Amis Bibliophiles bonsoir,
Voici un livre qui entre largement dans les critères “bon marché” de Benoit, fruit d’une chine dans un déballage de fin de semaine “où je ne trouve jamais rien”.
Il s’agit d’un petit livre (94 mm x 60 mm) couvert d’une broderie sur soie vieux-rose. Les encadrements sont constitués de pièces métalliques rebrodées, les plats sont ornés d’un médaillon formé d’un miroir de mica étamé serti d’un galon doré et maintenu par la broderie argent des lambrequins, au dessus d’une corbeille dorée brodée. Les deux plats présentent le même décor, le miroir porte un monogramme CAD. Le dos à faux nerfs brodés porte l’inscription “ANE 1779″. Les tranches sont dorées, deux signets de soie, l’un rouge l’autre bleu sont cousus dans la coiffe. Les contre-plats sont recouverts d’un papier marbré imprimé d’un motif doré. Un petit étui de carton couvert d’un papier gaufré à l’imitation du tissu et bien dans le style des papiers d’Augsbourg protège le livre.

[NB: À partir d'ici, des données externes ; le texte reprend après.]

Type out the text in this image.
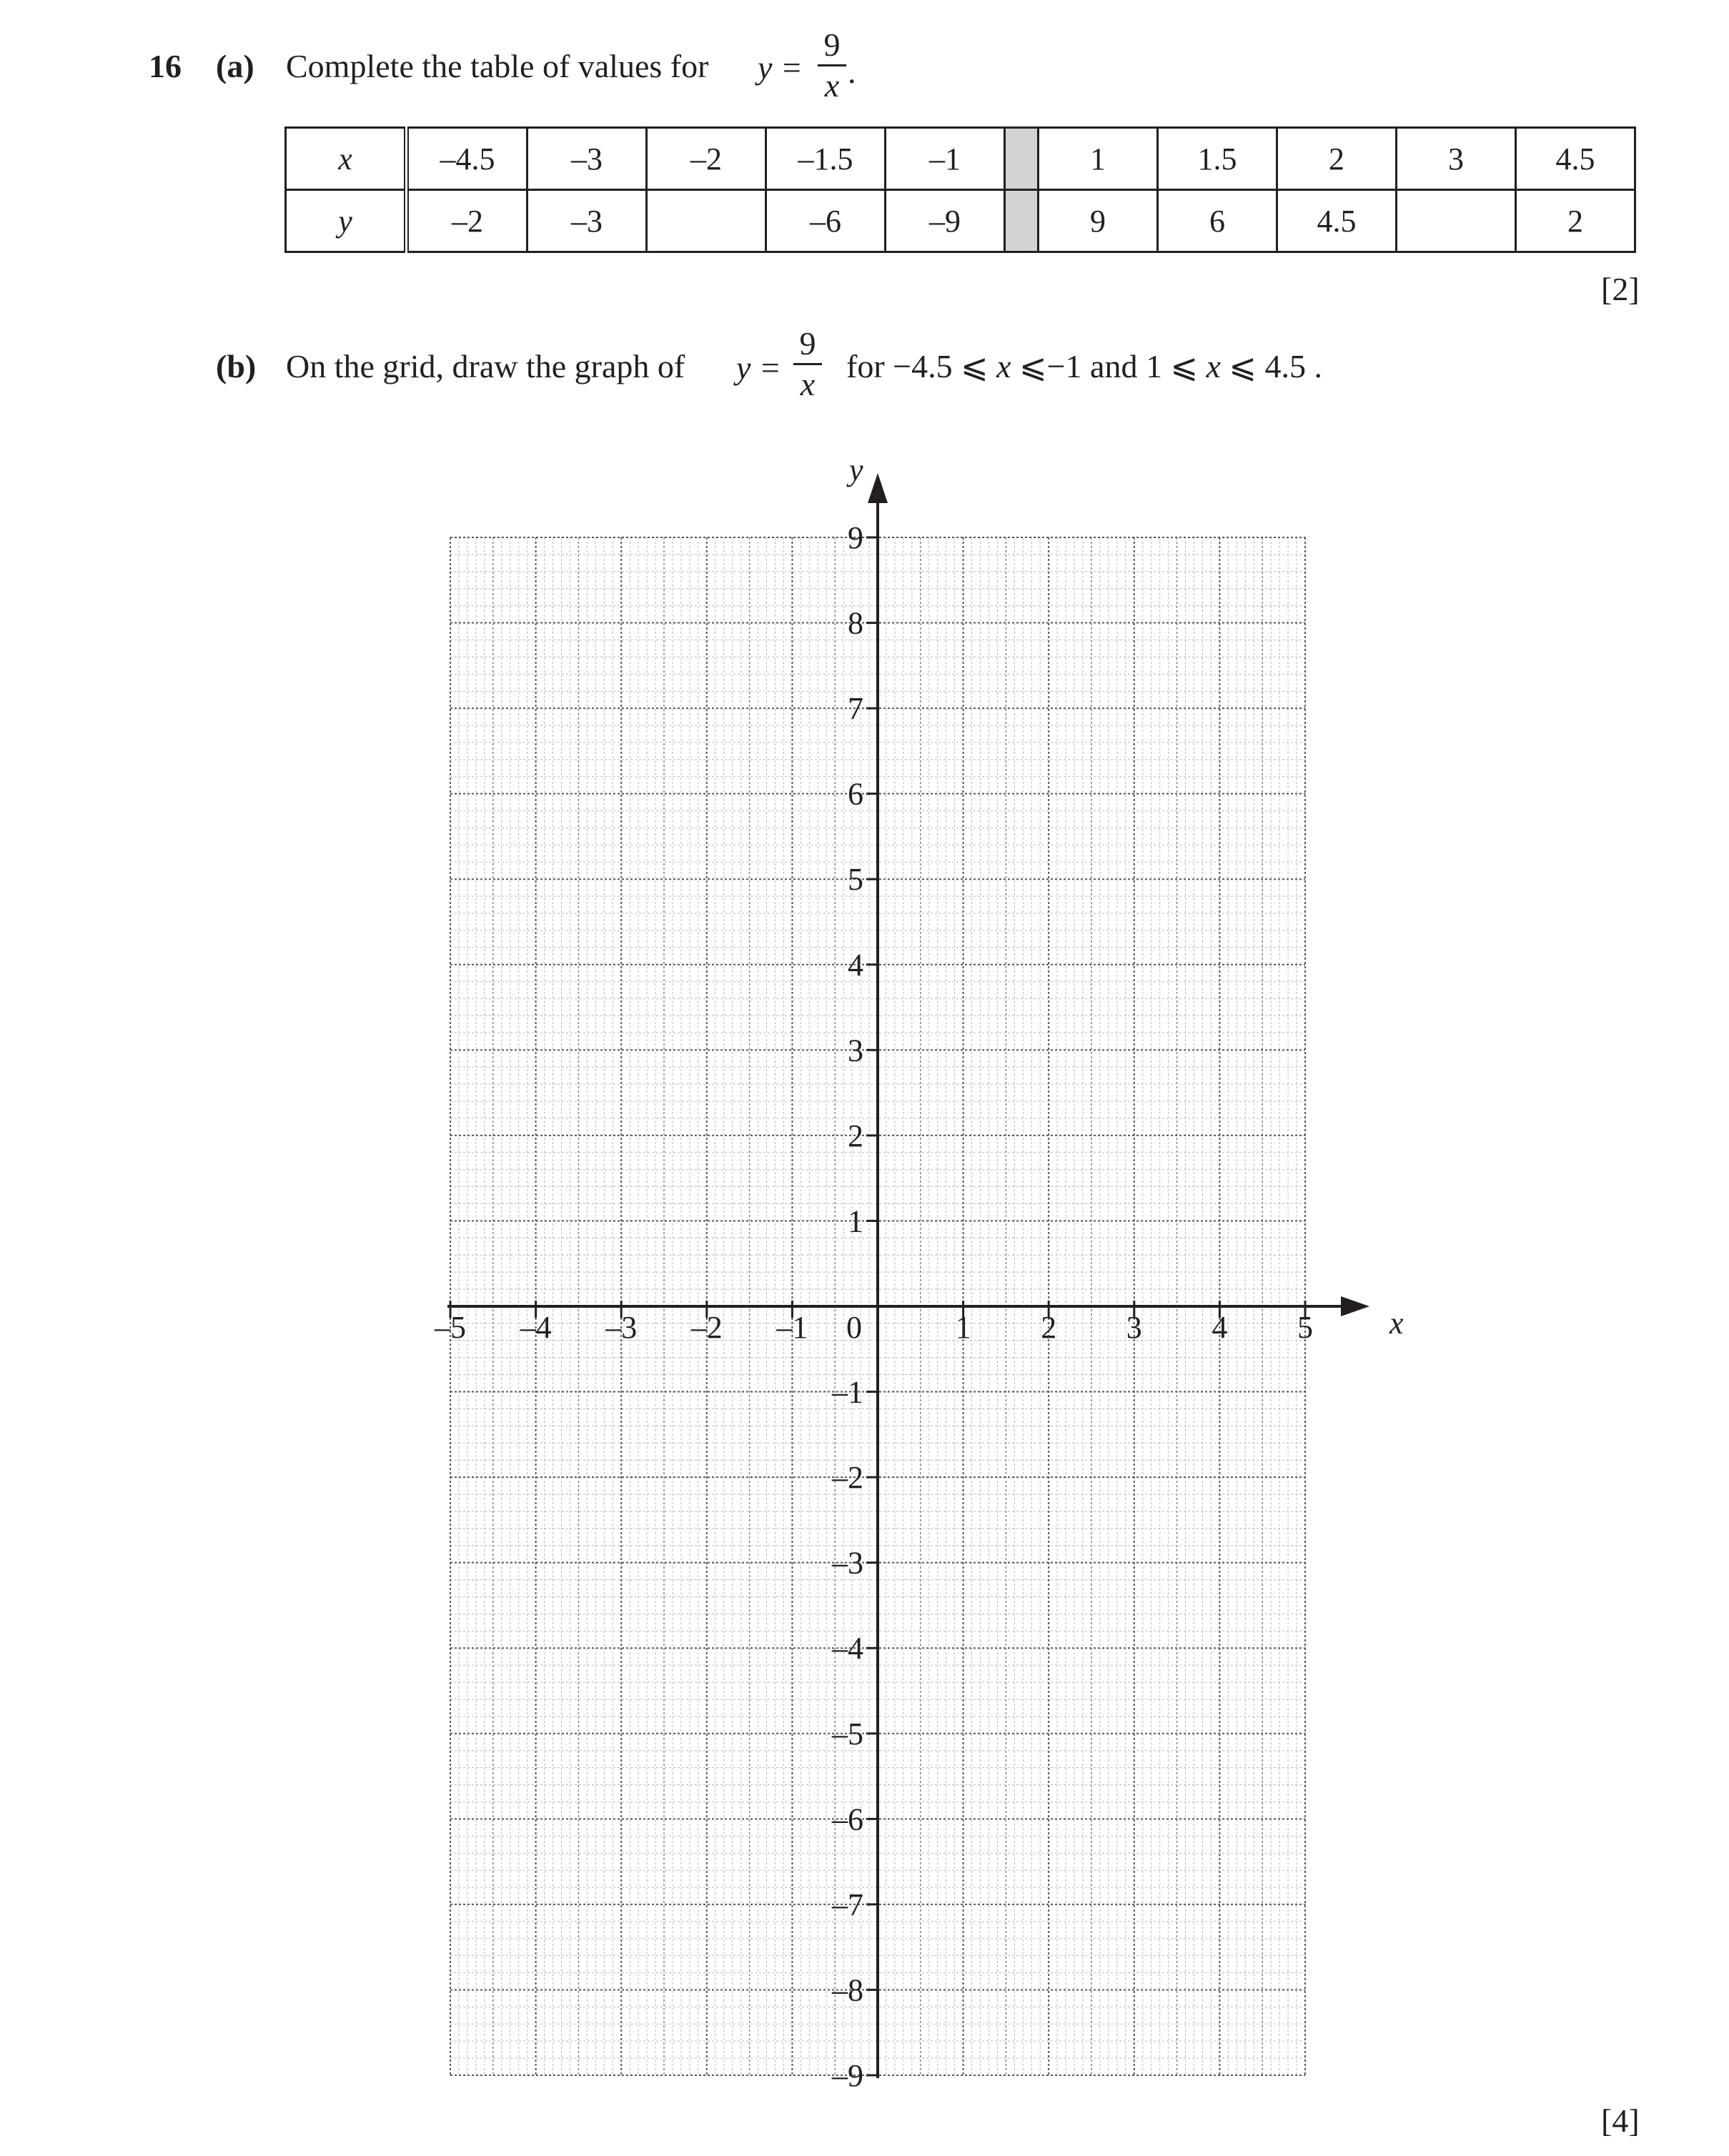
16 (a) Complete the table of values for y =
9
x .
x	–4.5	–3	–2	–1.5	–1		1	1.5	2	3	4.5
y	–2	–3		–6	–9		9	6	4.5		2
[2]
(b) On the grid, draw the graph of y =
9
x for −4.5 ⩽ x ⩽−1 and 1 ⩽ x ⩽ 4.5 .
x
y
–5 –4 –3 –2 –1 0	1 2 3 4 5
9
8
7
6
5
4
3
2
1
–1
–2
–3
–4
–5
–6
–7
–8
–9
[4]
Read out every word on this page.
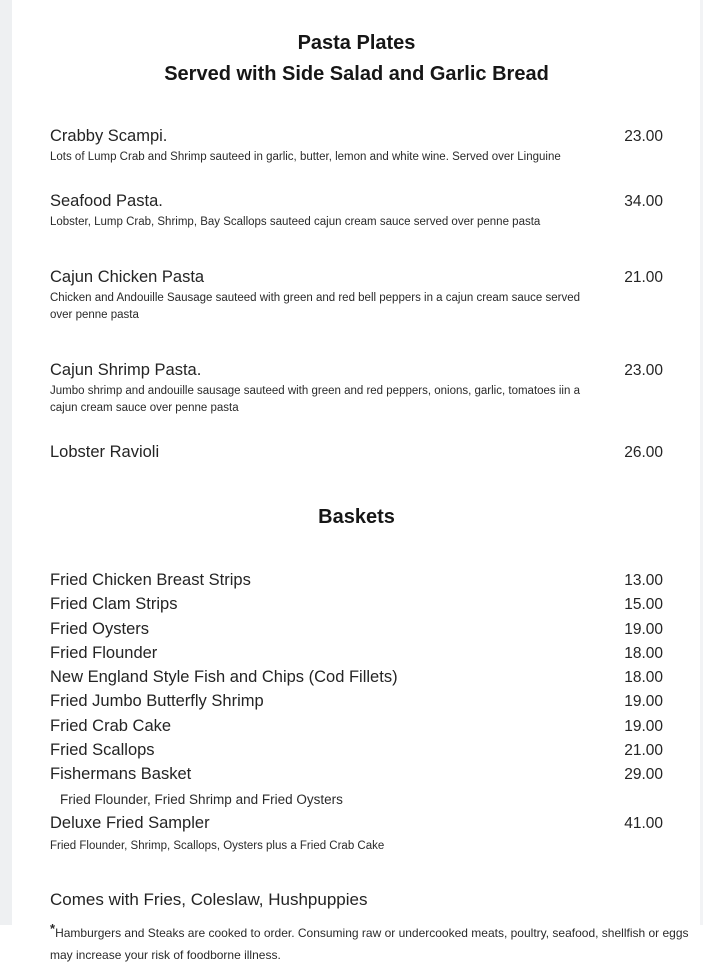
Pasta Plates
Served with Side Salad and Garlic Bread
Crabby Scampi.	23.00
Lots of Lump Crab and Shrimp sauteed in garlic, butter, lemon and white wine. Served over Linguine
Seafood Pasta.	34.00
Lobster, Lump Crab, Shrimp, Bay Scallops sauteed cajun cream sauce served over penne pasta
Cajun Chicken Pasta	21.00
Chicken and Andouille Sausage sauteed with green and red bell peppers in a cajun cream sauce served over penne pasta
Cajun Shrimp Pasta.	23.00
Jumbo shrimp and andouille sausage sauteed with green and red peppers, onions, garlic, tomatoes iin a cajun cream sauce over penne pasta
Lobster Ravioli	26.00
Baskets
Fried Chicken Breast Strips	13.00
Fried Clam Strips	15.00
Fried Oysters	19.00
Fried Flounder	18.00
New England Style Fish and Chips (Cod Fillets)	18.00
Fried Jumbo Butterfly Shrimp	19.00
Fried Crab Cake	19.00
Fried Scallops	21.00
Fishermans Basket	29.00
Fried Flounder, Fried Shrimp and Fried Oysters
Deluxe Fried Sampler	41.00
Fried Flounder, Shrimp, Scallops, Oysters plus a Fried Crab Cake
Comes with Fries, Coleslaw, Hushpuppies
*Hamburgers and Steaks are cooked to order. Consuming raw or undercooked meats, poultry, seafood, shellfish or eggs may increase your risk of foodborne illness.
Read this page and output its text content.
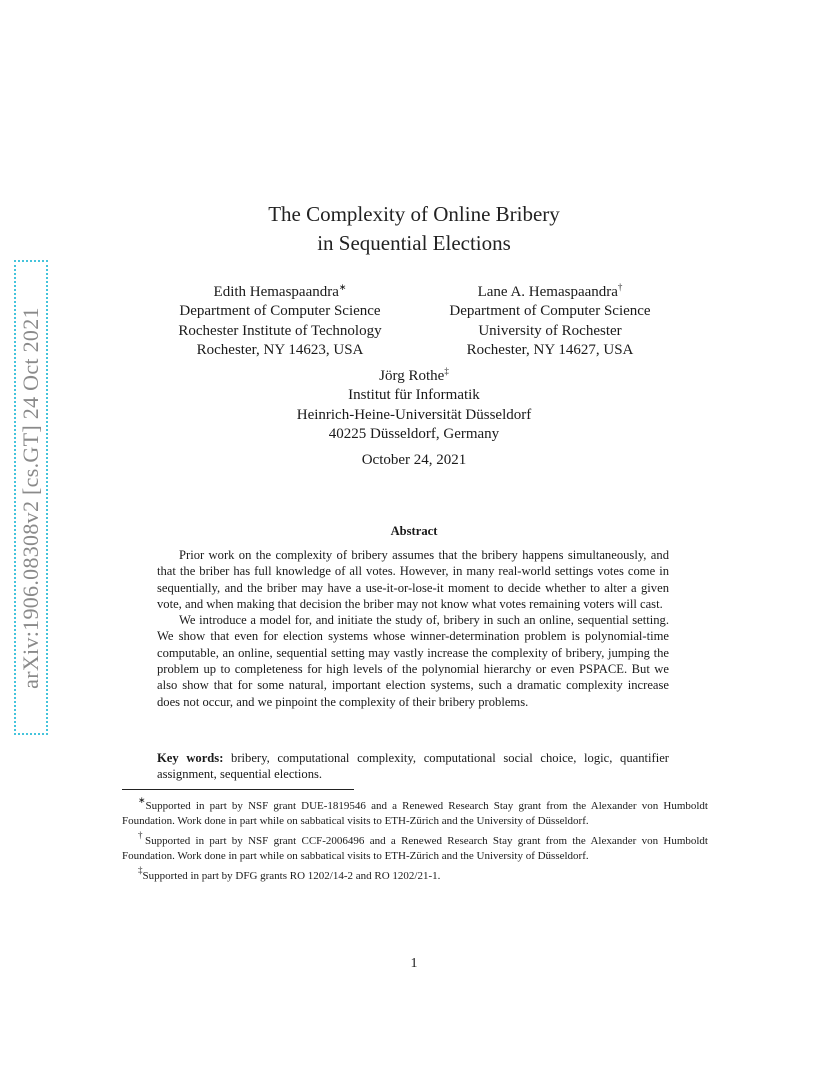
arXiv:1906.08308v2 [cs.GT] 24 Oct 2021
The Complexity of Online Bribery
in Sequential Elections
Edith Hemaspaandra∗
Department of Computer Science
Rochester Institute of Technology
Rochester, NY 14623, USA
Lane A. Hemaspaandra†
Department of Computer Science
University of Rochester
Rochester, NY 14627, USA
Jörg Rothe‡
Institut für Informatik
Heinrich-Heine-Universität Düsseldorf
40225 Düsseldorf, Germany
October 24, 2021
Abstract

Prior work on the complexity of bribery assumes that the bribery happens simultaneously, and that the briber has full knowledge of all votes. However, in many real-world settings votes come in sequentially, and the briber may have a use-it-or-lose-it moment to decide whether to alter a given vote, and when making that decision the briber may not know what votes remaining voters will cast.

We introduce a model for, and initiate the study of, bribery in such an online, sequential setting. We show that even for election systems whose winner-determination problem is polynomial-time computable, an online, sequential setting may vastly increase the complexity of bribery, jumping the problem up to completeness for high levels of the polynomial hierarchy or even PSPACE. But we also show that for some natural, important election systems, such a dramatic complexity increase does not occur, and we pinpoint the complexity of their bribery problems.

Key words: bribery, computational complexity, computational social choice, logic, quantifier assignment, sequential elections.

∗Supported in part by NSF grant DUE-1819546 and a Renewed Research Stay grant from the Alexander von Humboldt Foundation. Work done in part while on sabbatical visits to ETH-Zürich and the University of Düsseldorf.

†Supported in part by NSF grant CCF-2006496 and a Renewed Research Stay grant from the Alexander von Humboldt Foundation. Work done in part while on sabbatical visits to ETH-Zürich and the University of Düsseldorf.

‡Supported in part by DFG grants RO 1202/14-2 and RO 1202/21-1.

1
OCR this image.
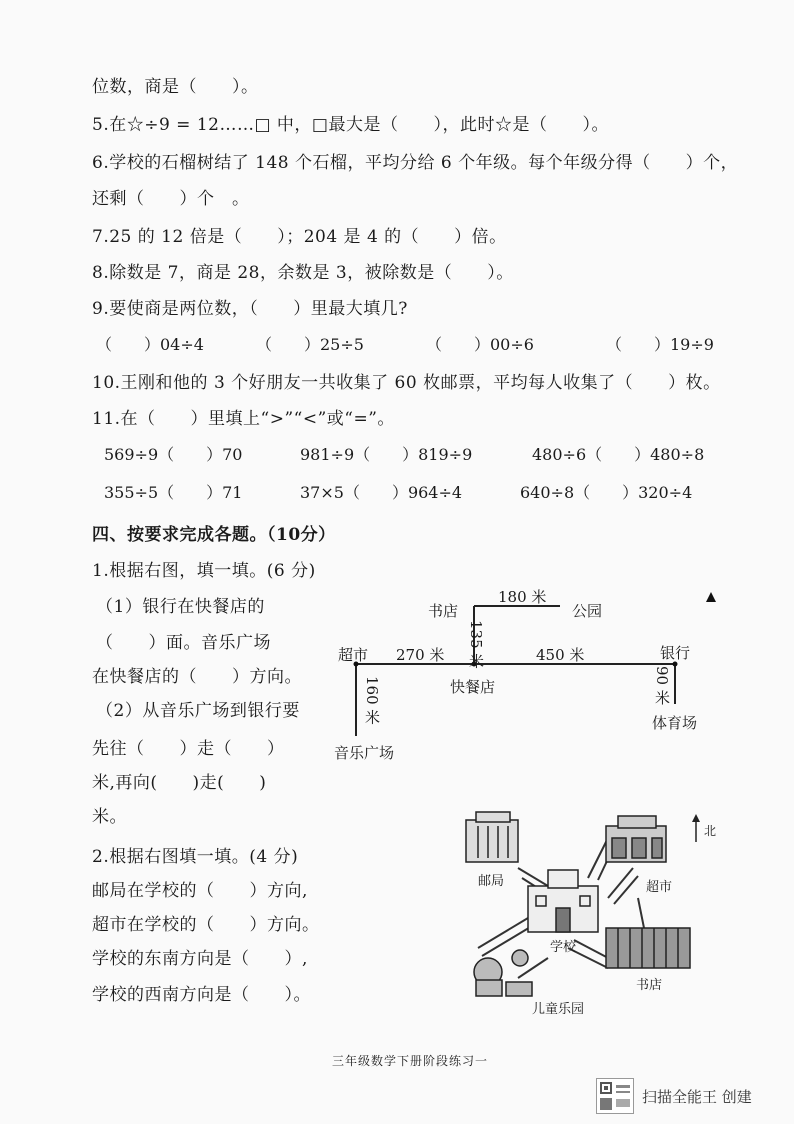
位数，商是（　　）。
5.在☆÷9 = 12……□ 中，□最大是（　　），此时☆是（　　）。
6.学校的石榴树结了 148 个石榴，平均分给 6 个年级。每个年级分得（　　）个，
还剩（　　）个　。
7.25 的 12 倍是（　　）；204 是 4 的（　　）倍。
8.除数是 7，商是 28，余数是 3，被除数是（　　）。
9.要使商是两位数，（　　）里最大填几?
（　　）04÷4	（　　）25÷5	（　　）00÷6	（　　）19÷9
10.王刚和他的 3 个好朋友一共收集了 60 枚邮票，平均每人收集了（　　）枚。
11.在（　　）里填上“>”“<”或“=”。
569÷9（　　）70	981÷9（　　）819÷9	480÷6（　　）480÷8
355÷5（　　）71	37×5（　　）964÷4	640÷8（　　）320÷4
四、按要求完成各题。（10分）
1.根据右图，填一填。(6 分)
（1）银行在快餐店的
（　　）面。音乐广场
在快餐店的（　　）方向。
（2）从音乐广场到银行要
先往（　　）走（　　）
米,再向(　　)走(　　)
米。
2.根据右图填一填。(4 分)
邮局在学校的（　　）方向,
超市在学校的（　　）方向。
学校的东南方向是（　　）,
学校的西南方向是（　　）。
书店	公园
180 米
135 米
超市 270 米	450 米	银行
快餐店
160 米	90 米
体育场
音乐广场
北
邮局	超市
学校
书店
儿童乐园
三年级数学下册阶段练习一
扫描全能王 创建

Le sujet du livre “Les bonnes étrennes utiles aux chrétiens” à Paris chez Valade, ne nous surprend pas. La seconde moitié du XVIII e siècle marqua un réel engouement pour les petits almanachs en tous genres. Nous ne comptons plus les Calendriers, Almanachs, Etrennes Mignonnes, Etrennes Nouvelles, Etrennes spirituelles etc, dont John Grand-Carteret a publié un inventaire à Paris en 1896. Ces petites publications bénéficient assez souvent de reliures à décor.
Leurs reliures de soie brodée, s’ornent sur les plats d’un médaillon peint armorié ou d’une miniature ou d’une gravure, parfois sous mica ou d’un miroir, ou de compositions brodées multicolores ou or et argent.
Quelques exemplaires sont passés en vente Chez Alde le 24 avril 2008 (bibliothèque Claude L.) ou chez Thierry de Maigret le 6 avril denier. 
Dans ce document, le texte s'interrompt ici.